11 Kasım 2013 Pazartesi

DERVİŞ YOLU GÜLŞEN-İ TEVHİD 176

Ey meni buguzar u cay-ı havf baş
Buguzer ez namus rüsva bâş u faş
 (Hazreti Mevlana, Mesnevi 2.inci cilt 2331 inci beyit açıklaması)

“ Nefsin hilesinden emin olmayı bırak da korku yeri ol.
Namustan ( Toplumun ahlak kurallarına ve toplumsal değerlere bağlılık) geç kepaze ol, apaçık böyle ol.”

Aklını başına al, bil ki Allah’tan korkmaktan eminliğe kavuşursun.
İftihar (Övünç, kıvanç) etmek istiyorsan, Hak yolunda namusu, ârı (Utanmayı) bırak.

Allah’tan kork, kendinden geç (Kendi düşüncenden vazgeç).
Tanrı yolunda, ar etmeyen kepaze bir âşık ol.

Sen ki elinde asa (Ümit ve korkuda dayanak) tutmaya muhtaçken, kendinden nasıl geçebilirsin?
Onun için bir pir (Yaşlı bilge) iste.

Asasını çekecek bir kimsesi olmayan kör, gidilecek yolunu nasıl bulur?
Kör, bir asa çekiciden uzak kalmayasın.

Sana doğru yolu şeyh gösterir.
Onun himmeti (Yardımı, kayırması) senin nefis şeytanını öldürür.
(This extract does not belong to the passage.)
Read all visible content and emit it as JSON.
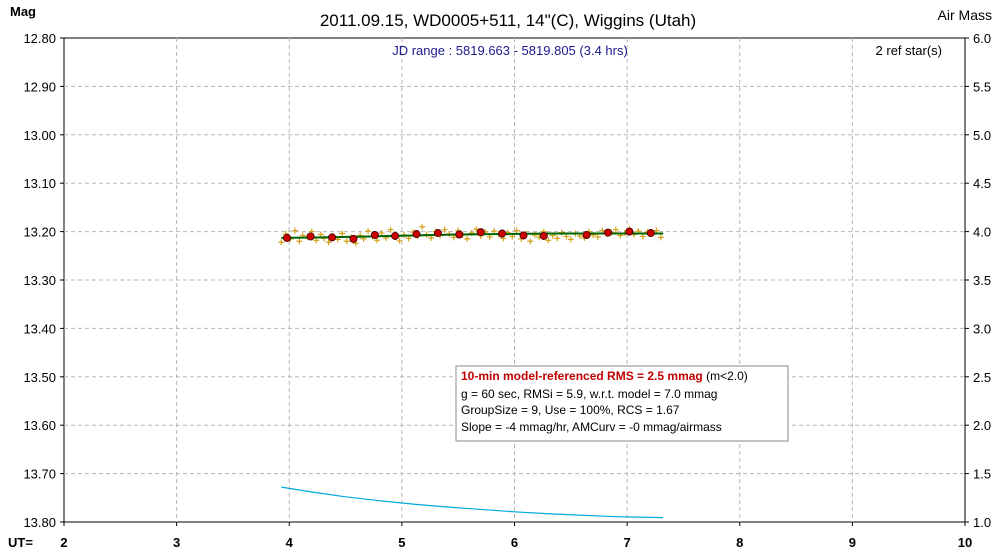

                                            ***
Neler öğrendik:
1.    Toplumun kurallarına bağlı kalmaktan kendimizi kurtarmamız gerektiğini öğrendik.
2.    Toplumun bizim için ne dediğini önemsememiz gerektiğini öğrendik.
3.    Toplumdan değil Allah’tan korkmamız gerektiğini öğrendik.
4.    Toplum değerlerini kendimiz için önemsiz kılıp Allah’ın değerlerini önemsememiz ve bunu doğru yapmamız için bilge bir yaşlının kılavuzluğuna ihtiyacımız olduğunu öğrendik.
                                             *                                      
İşte böyle yaren,

Girdiğin her toplumun kendine özgü örf, adet, gelenek, görenek ve tutkuları vardır ve bunlar yöresel imkân ve düşüncelerden oluşmuştur.

Bize önerilen insan topluluğunun değerlerinden kendimizi kurtararak Allah’ın değerlerine göre hareket etmemiz gerekmektedir.

Bir iş yaparken kendine sor:
“ Ben böyle bir iş yapacağım Allah böyle yaparsam ne der” diye.

Allah’a bağlanmış kalp daima doğru karar aldırır ve sonuç hayırlı olur.
Eğer kendine şöyle sorarsan:
“ Bu yapacağıma halk ne der” dersen.

Halka bağlanmış insan örf, adet, gelenek, çıkar, imaj gibi birçok davranışımıza yön veren etkilerin karışıklığından ya kararsız kalırız ya da isabetli karar veremeyiz.

Halkın üstümüzdeki, isteklerimizin üstümüzdeki baskılarından kurtulmamız, doğru olanı yapmak için de eğer kendimiz olgunluğa ulaşmamışsak Allah’a bağlı bilge kişiye sorarak onun önerisini anlamasak bile yapmamız gerekmektedir.

Yaşlı bilgenin ne kadar doğru yönlendirdiğini işin sonuçlarından öğrenir ve kabul edersin.